If you've been on the lookout for a VPN, you may have come across the term "no-logs VPN" a lot. If you're not sure what that means or how it's useful for your online security, don't worry. You'll find everything to know about the topic below.
Meanwhile, here's a curated list of VPNs that don't keep logs - a great place to start if you're not sure what to look for (or just find research boring). All providers have been proven to keep your data safe, whether by third party audit or through court documents.
What Are No-logs VPNs?
You probably have a rough idea of what VPNs do. Namely, encrypt (or garble) your data so it can't be read by your Internet provider, hackers, or government agencies. However, some people are worried that VPN providers themselves will start using their data for shady purposes.
Well, they're not far from the truth. Just take a look at how some free VPNs were selling user data to advertisers - not unlike many ISPs today. This is where no-logs VPNs come into play. As you may have gathered, these providers do not record your online activity while using their services.
"True" no-logs VPNs don't even keep the (arguably) safe connection logs needed for troubleshooting purposes. These logs can't be used to identify VPN users directly, but no-logs providers would rather remove that risk entirely.
Of course, there's always the risk of a rogue employee monitoring your VPN activity in real time. After all, your data still needs to pass through the provider's servers, even if it's not being logged. That being said, the chances of that happening are extremely low, and could be said about any other online service.
What No-logs VPNs Won't Protect You From
VPNs are good at what they do (i.e. encrypting your data, masking your IP address, etc.). However, you shouldn't confuse them for a complete security package. There are quite a few ways websites and online services can identify you online, even while using a VPN.
You know those irritating cookie warnings that have been popping up ever since the EU GDPR kicked in circa 2018? Well, those notices pretty much let you know how much data cookies gather about you. Normally, cookies collect data such as:
A unique visitor ID
Your website preferences
Which pages and sub-pages you've visited (say, product pages on e-stores), as well as time spent on each page.
The easiest solution is to clear your browser cookies - either manually, or by setting up your browser to clear them after each session. Keep in mind that you're sacrificing a bit of convenience, since cookies are required for automatic logins and maintaining your preferred page settings.
#2 Web Beacons
Beacons may also be present in emails, mainly for statistical purposes. Of course, most email providers nowadays block external images (including tracking GIFs), or give users the ability to "load external content." Google downloads all external images to its own servers before they can be displayed in your emails. Then again, Gmail is not exactly the most privacy-friendly email service.

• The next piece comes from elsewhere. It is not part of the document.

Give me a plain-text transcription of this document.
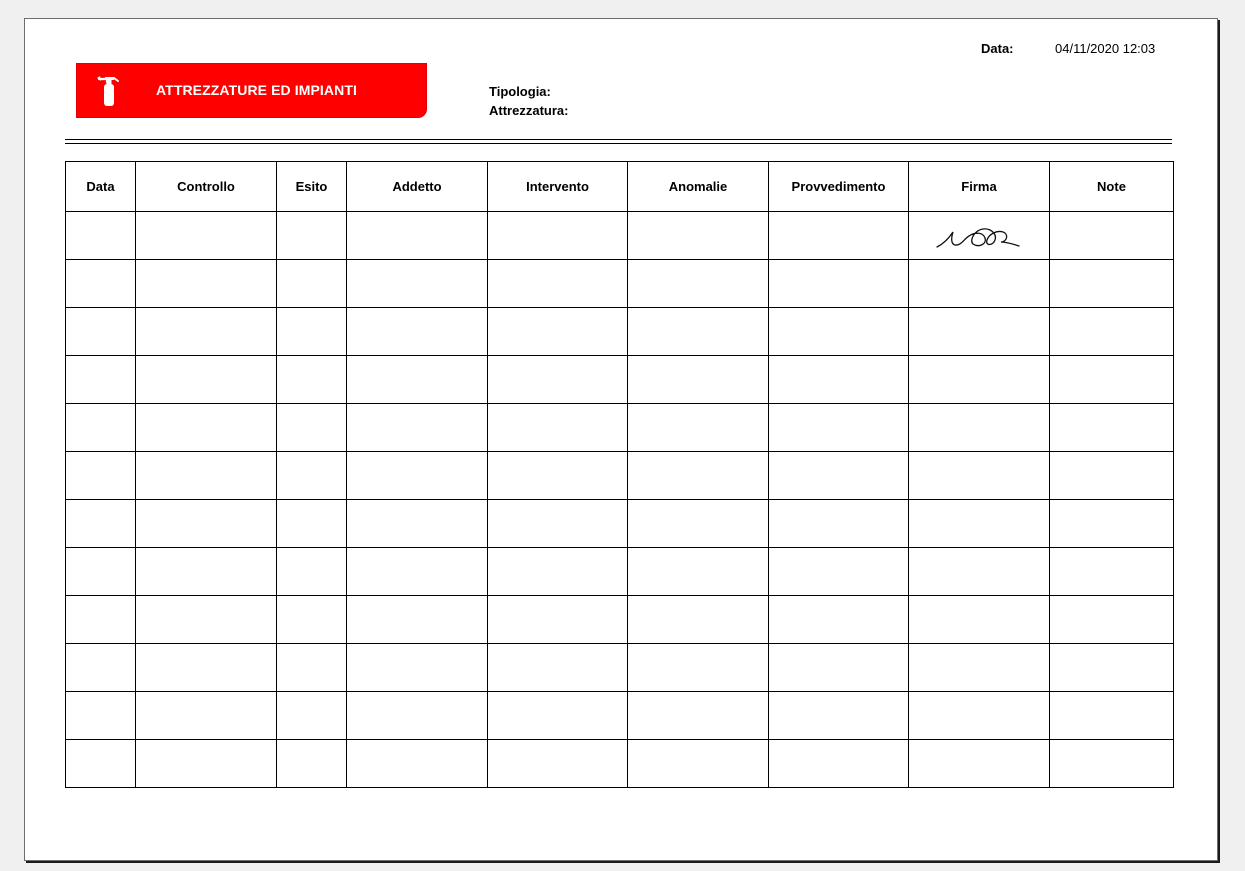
ATTREZZATURE ED IMPIANTI	Tipologia:
Attrezzatura:
Data:	04/11/2020 12:03
Data	Controllo	Esito	Addetto	Intervento	Anomalie	Provvedimento	Firma	Note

In any case, web beacons in any form can easily be avoided with a content-blocking extension like uBlock Origin. uMatrix offers more granular control over what content can be displayed in your browser. However, its learning curve may turn away some users. Privacy Badger is a neat alternative too. These three extensions are also somewhat useful at mitigating browser fingerprinting, which you can read about below.
#3 Browser Fingerprinting
Ever logged in to a service from a different device than usual? Then you've probably received a security email with several details about that device, such as:
IP address and location
Browser type and version
This is a type of browser fingerprinting, and is useful at detecting unauthorized login attempts. The details above (and more) are part of your unique fingerprint, which is shared by less than 287,000 other browsers, according to the Electronic Frontier Foundation (EFF). That might seem like a lot, but keep in mind that there are over 31 billion Internet-capable devices out there.
If you're in a situation where privacy is essential to your livelihood, browser fingerprinting can be highly detrimental. We mean whistleblowers, journalists communicating with anonymous sources, and the like.
Unfortunately, it can't be completely avoided. However, using the Tor Browser and a 'no-logs' VPN in tandem will put you in a pool of 3 million similar browser fingerprints. This is a definite improvement privacy-wise, but one that can greatly affect your Internet speeds. Of course, speed is probably the least of your concerns in such scenarios.
#4 Out of Sync System Time
Pretty straightforward. Websites can detect that you're a VPN user by checking your local system time. Simply set your PC or phone's time to reflect the time zone of the VPN server you're connecting to. This is especially helpful when spoofing your location to unblock media unavailable in your region.